Ginmonkeyagain · 10/12/2025 14:06

@RessicaJabbit Indeed. I feel like a fool as it took me ages to realise other people buying flats and houses were not doing so on their own - my dad struggles to pay his rent, let alone help me.

amoosebouche · 10/12/2025 14:12

Nothing from either set of parents (one could have afforded to but are not generous, the other would have if they could have but are poor). However, DH received 100k from a childless Aunt when we were in our 30s. Am eternally grateful to her, although we had already bought our first home by then.

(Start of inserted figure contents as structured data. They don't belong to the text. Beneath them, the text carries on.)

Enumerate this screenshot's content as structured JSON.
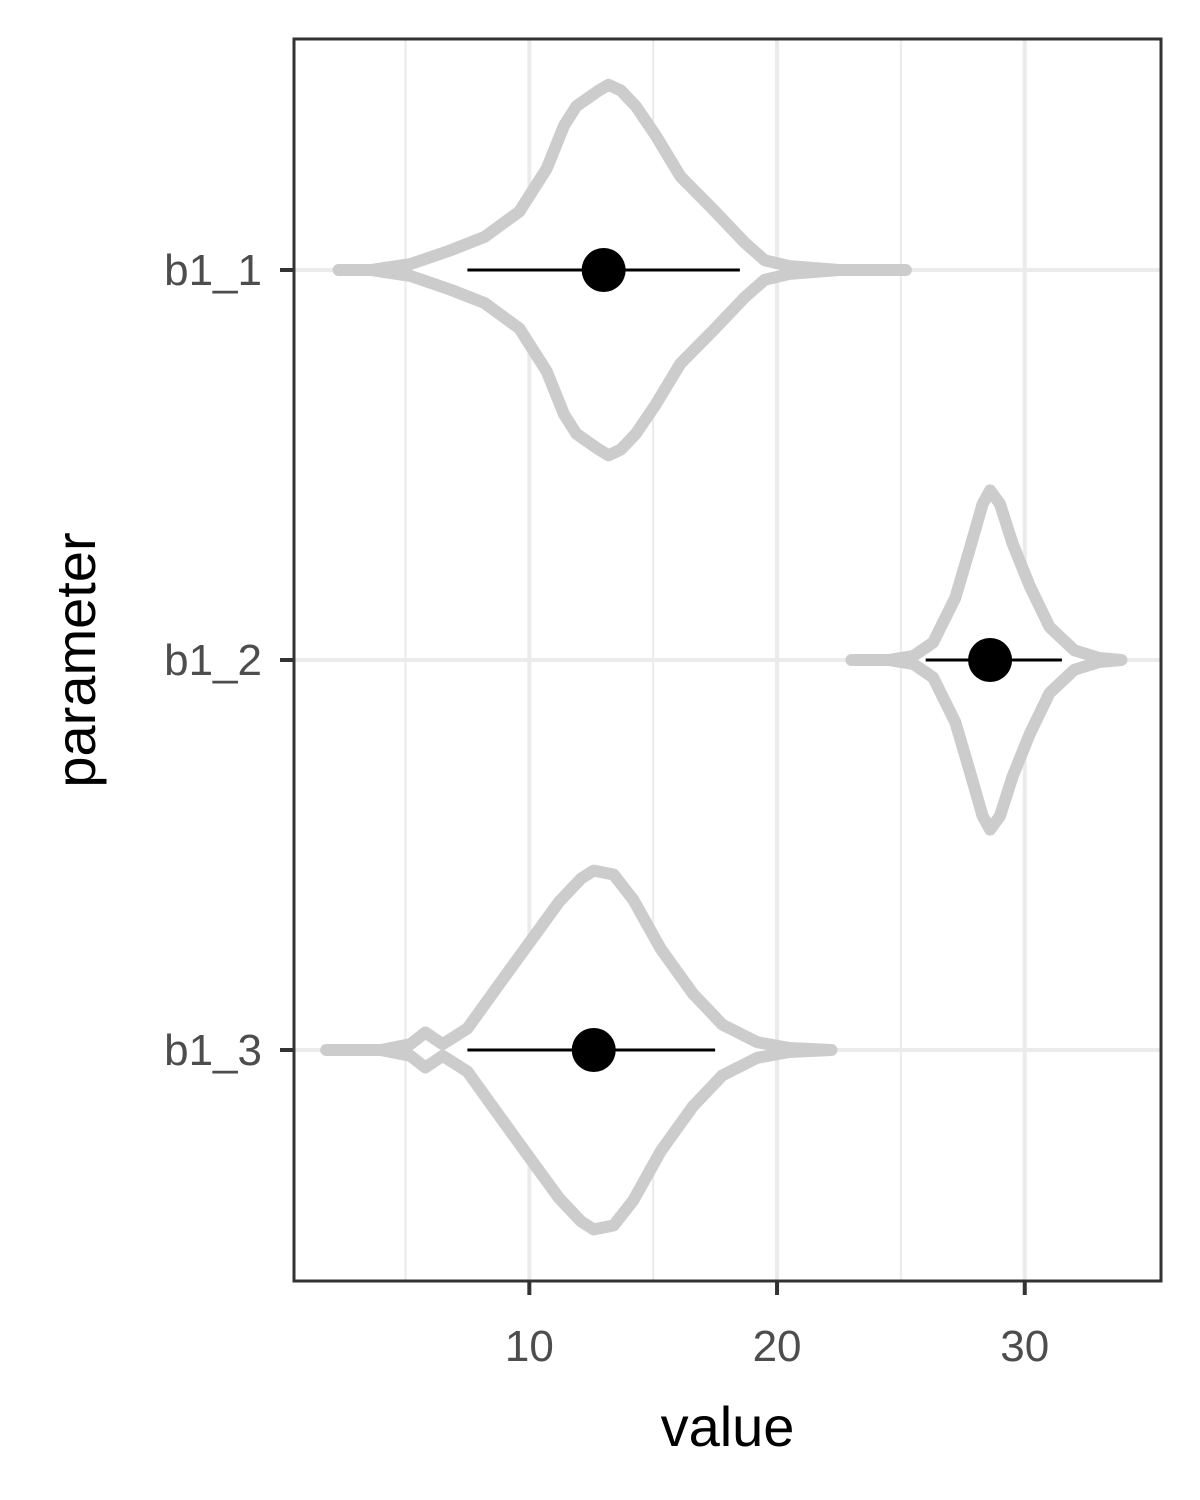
{
  "chart_data": {
    "type": "violin",
    "xlabel": "value",
    "ylabel": "parameter",
    "xlim": [
      0.5,
      35.5
    ],
    "x_ticks": [
      10,
      20,
      30
    ],
    "x_tick_labels": [
      "10",
      "20",
      "30"
    ],
    "x_minor_gridlines": [
      5,
      15,
      25
    ],
    "grid": true,
    "colors": {
      "violin": "#cccccc",
      "point": "#000000",
      "interval": "#000000",
      "grid": "#ebebeb",
      "border": "#333333"
    },
    "categories": [
      "b1_1",
      "b1_2",
      "b1_3"
    ],
    "series": [
      {
        "category": "b1_1",
        "point_estimate": 13.0,
        "interval": [
          7.5,
          18.5
        ],
        "density": [
          [
            2.3,
            0.0
          ],
          [
            3.6,
            0.0
          ],
          [
            5.2,
            0.03
          ],
          [
            6.8,
            0.1
          ],
          [
            8.2,
            0.17
          ],
          [
            9.6,
            0.3
          ],
          [
            10.7,
            0.52
          ],
          [
            11.4,
            0.74
          ],
          [
            11.9,
            0.84
          ],
          [
            12.8,
            0.92
          ],
          [
            13.2,
            0.95
          ],
          [
            13.7,
            0.92
          ],
          [
            14.3,
            0.84
          ],
          [
            15.1,
            0.69
          ],
          [
            16.1,
            0.48
          ],
          [
            17.5,
            0.3
          ],
          [
            18.7,
            0.14
          ],
          [
            19.5,
            0.05
          ],
          [
            20.5,
            0.02
          ],
          [
            22.5,
            0.0
          ],
          [
            25.2,
            0.0
          ]
        ]
      },
      {
        "category": "b1_2",
        "point_estimate": 28.6,
        "interval": [
          26.0,
          31.5
        ],
        "density": [
          [
            23.0,
            0.0
          ],
          [
            24.5,
            0.0
          ],
          [
            25.5,
            0.02
          ],
          [
            26.3,
            0.09
          ],
          [
            27.2,
            0.32
          ],
          [
            27.8,
            0.58
          ],
          [
            28.3,
            0.8
          ],
          [
            28.6,
            0.87
          ],
          [
            29.0,
            0.8
          ],
          [
            29.5,
            0.6
          ],
          [
            30.2,
            0.38
          ],
          [
            31.0,
            0.17
          ],
          [
            32.0,
            0.05
          ],
          [
            33.0,
            0.01
          ],
          [
            33.9,
            0.0
          ]
        ]
      },
      {
        "category": "b1_3",
        "point_estimate": 12.6,
        "interval": [
          7.5,
          17.5
        ],
        "density": [
          [
            1.8,
            0.0
          ],
          [
            4.0,
            0.0
          ],
          [
            5.2,
            0.03
          ],
          [
            5.8,
            0.09
          ],
          [
            6.5,
            0.03
          ],
          [
            7.5,
            0.11
          ],
          [
            8.8,
            0.34
          ],
          [
            10.0,
            0.55
          ],
          [
            11.2,
            0.76
          ],
          [
            12.1,
            0.88
          ],
          [
            12.6,
            0.92
          ],
          [
            13.4,
            0.9
          ],
          [
            14.2,
            0.77
          ],
          [
            15.3,
            0.52
          ],
          [
            16.6,
            0.29
          ],
          [
            17.8,
            0.13
          ],
          [
            19.2,
            0.04
          ],
          [
            20.5,
            0.01
          ],
          [
            22.2,
            0.0
          ]
        ]
      }
    ]
  }
}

I wish I had known then what I now know about investing and compound interest, as that money could have gone far further than it did. We will be helping our DC in any way we can, and will go without ourselves to get them set up. I talk to them about money as much as they will let me!

VimesandhisCardboardBoots · 10/12/2025 14:23

My Dad lent me 40k when I bought my first house, no interest or repayment date, and we agreed that I'd pay it back when I sold the house. I ended up paying it back when my mother died and I inherited from her.

His only other proviso was that he be able to keep some of his stuff in my attic, and that he be able to use it as his home base when he was in the country, which I understood to be for a fortnight, 3 or four times a year.

That was not what ended up happening. Instead he'd stay with me for months at a time.

We didn't have the best relationship anyway, as he behaved horrendously towards my mother during their marriage and divorce, and then he was just constantly there during a very difficult portion of my life. Me and DP of 11 months had just had a surprise baby, and we were dealing with them moving in with me, and learning whether we could have a serious relationship, alongside becoming parents. All the while my Dad would be hanging around, making more work for us an never lifting a finger to help.

I regretted taking his money hugely. I still wish I hadn't, even though it would have made our financial lives much harder if I hadn't. I think me and him would probably have a better relationship today if I hadn't taken the loan.